Without answering these questions, we will be unable to: plan our infrastructure properly; assess whether we have the in-house skills to deliver the data initiatives; understand the level of investment required; plan timelines for delivery of insight and much more. This is a critical part of the data strategy definition.
Information governance is all about managing data to keep it safely tucked away in our systems and away from unauthorised individuals. To do that, we need to put systems, processes and policies in place to keep our customer data secure and to protect the reputation of the business.

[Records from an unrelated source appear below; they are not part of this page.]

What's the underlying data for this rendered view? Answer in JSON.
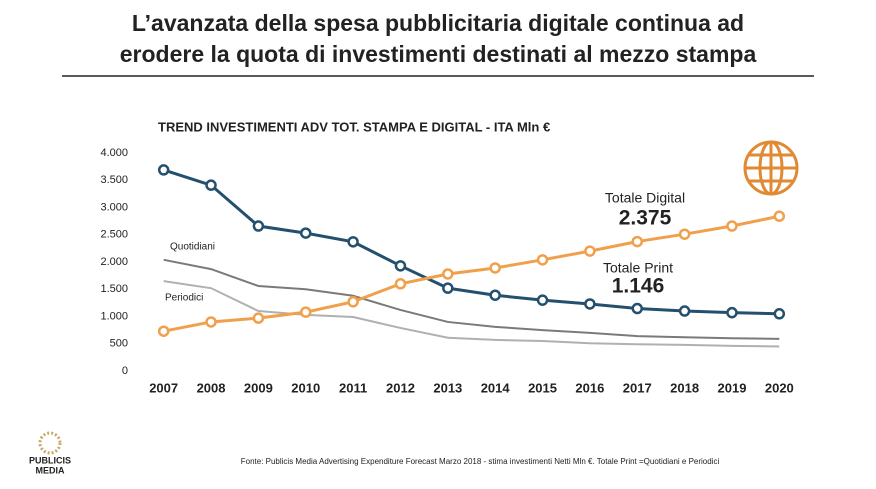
{
  "page_title": [
    "L’avanzata della spesa pubblicitaria digitale continua ad",
    "erodere la quota di investimenti destinati al mezzo stampa"
  ],
  "source": "Fonte: Publicis Media Advertising Expenditure Forecast Marzo 2018 - stima investimenti Netti Mln €. Totale Print =Quotidiani e Periodici",
  "logo": [
    "PUBLICIS",
    "MEDIA"
  ],
  "chart_data": {
    "type": "line",
    "title": "TREND INVESTIMENTI ADV TOT. STAMPA E DIGITAL - ITA Mln €",
    "categories": [
      "2007",
      "2008",
      "2009",
      "2010",
      "2011",
      "2012",
      "2013",
      "2014",
      "2015",
      "2016",
      "2017",
      "2018",
      "2019",
      "2020"
    ],
    "ylim": [
      0,
      4000
    ],
    "yticks": [
      0,
      {
        "value": 500,
        "label": "500"
      },
      {
        "value": 1000,
        "label": "1.000"
      },
      {
        "value": 1500,
        "label": "1.500"
      },
      {
        "value": 2000,
        "label": "2.000"
      },
      {
        "value": 2500,
        "label": "2.500"
      },
      {
        "value": 3000,
        "label": "3.000"
      },
      {
        "value": 3500,
        "label": "3.500"
      },
      {
        "value": 4000,
        "label": "4.000"
      }
    ],
    "grid": false,
    "series": [
      {
        "name": "Quotidiani",
        "color": "#7a7a7a",
        "markers": false,
        "values": [
          2040,
          1870,
          1560,
          1500,
          1380,
          1120,
          900,
          810,
          750,
          700,
          640,
          620,
          600,
          590
        ]
      },
      {
        "name": "Periodici",
        "color": "#b0b0b0",
        "markers": false,
        "values": [
          1650,
          1520,
          1100,
          1030,
          990,
          790,
          610,
          570,
          550,
          510,
          490,
          480,
          460,
          450
        ]
      },
      {
        "name": "Totale Print",
        "color": "#24506d",
        "markers": true,
        "values": [
          3690,
          3410,
          2660,
          2530,
          2370,
          1930,
          1520,
          1390,
          1300,
          1230,
          1146,
          1100,
          1070,
          1050
        ]
      },
      {
        "name": "Totale Digital",
        "color": "#f0a04b",
        "markers": true,
        "values": [
          730,
          900,
          970,
          1080,
          1270,
          1600,
          1780,
          1890,
          2040,
          2200,
          2375,
          2510,
          2660,
          2840
        ]
      }
    ],
    "annotations": [
      {
        "series": 2,
        "text": "1.146"
      },
      {
        "series": 3,
        "text": "2.375"
      }
    ]
  }
}
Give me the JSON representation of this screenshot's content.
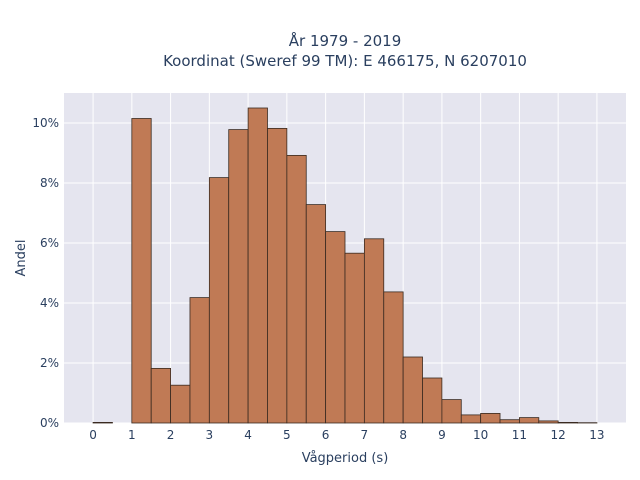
{
  "chart_data": {
    "type": "bar",
    "title_line1": "År 1979 - 2019",
    "title_line2": "Koordinat (Sweref 99 TM): E 466175, N 6207010",
    "xlabel": "Vågperiod (s)",
    "ylabel": "Andel",
    "xlim": [
      -0.75,
      13.75
    ],
    "ylim": [
      0,
      11
    ],
    "x_ticks": [
      0,
      1,
      2,
      3,
      4,
      5,
      6,
      7,
      8,
      9,
      10,
      11,
      12,
      13
    ],
    "y_ticks": [
      0,
      2,
      4,
      6,
      8,
      10
    ],
    "y_tick_labels": [
      "0%",
      "2%",
      "4%",
      "6%",
      "8%",
      "10%"
    ],
    "bin_width": 0.5,
    "bins_start": [
      0,
      0.5,
      1,
      1.5,
      2,
      2.5,
      3,
      3.5,
      4,
      4.5,
      5,
      5.5,
      6,
      6.5,
      7,
      7.5,
      8,
      8.5,
      9,
      9.5,
      10,
      10.5,
      11,
      11.5,
      12,
      12.5
    ],
    "values": [
      0.02,
      0,
      10.15,
      1.82,
      1.26,
      4.18,
      8.18,
      9.78,
      10.5,
      9.82,
      8.92,
      7.28,
      6.38,
      5.66,
      6.14,
      4.37,
      2.2,
      1.5,
      0.78,
      0.27,
      0.32,
      0.11,
      0.18,
      0.07,
      0.02,
      0.01
    ],
    "bar_color": "#c07a55",
    "bar_edge_color": "#3a2a20",
    "plot_bg": "#e5e5ef",
    "grid": true
  }
}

We have seen a lot of data breaches in recent times, even big companies with departments dedicated to the task of protecting customer data are falling victim to large scale data breaches – damaging customer trust in the brand and incurring very large fines. Talk Talk; British Airways; and Yahoo are some examples of large breaches in recent times.
We are never going to stop data breaches, but we can work to reduce the frequency and limit their impact by implementing appropriate governance processes and policies and by driving a data culture within the business – holding everyone accountable for the safety of your customer data. Click here to read the ebook on this topic.
We must also consider the technology and infrastructure that will be required to deliver on this vision. The type of data you have & the use cases it will be used for will help drive these decisions. Never plan your infrastructure requirements, before considering your longer term vision & roadmap. Click here to read the ebook on big data architecture.
Part of this is also considering your end users. If you are expecting the CEO to be consuming your data, they probably won’t want to see a massive CSV. Rather, you should consider investment in visualisation tools like Tableau or Qlikview to give the CEO a more interactive and intuitive way to analyse the data.
Finally, we need to consider skills & capability. Do we have the skills in-house to deliver the initiatives, if not, how can we develop those skills? Code dumps can be a very helpful resource for data engineers, like those found on this website: Python, Pyspark, Machine Learning and Django
There are plenty of courses on websites like Udemy, Coursera and Pluralsight that can help to upskill your team too.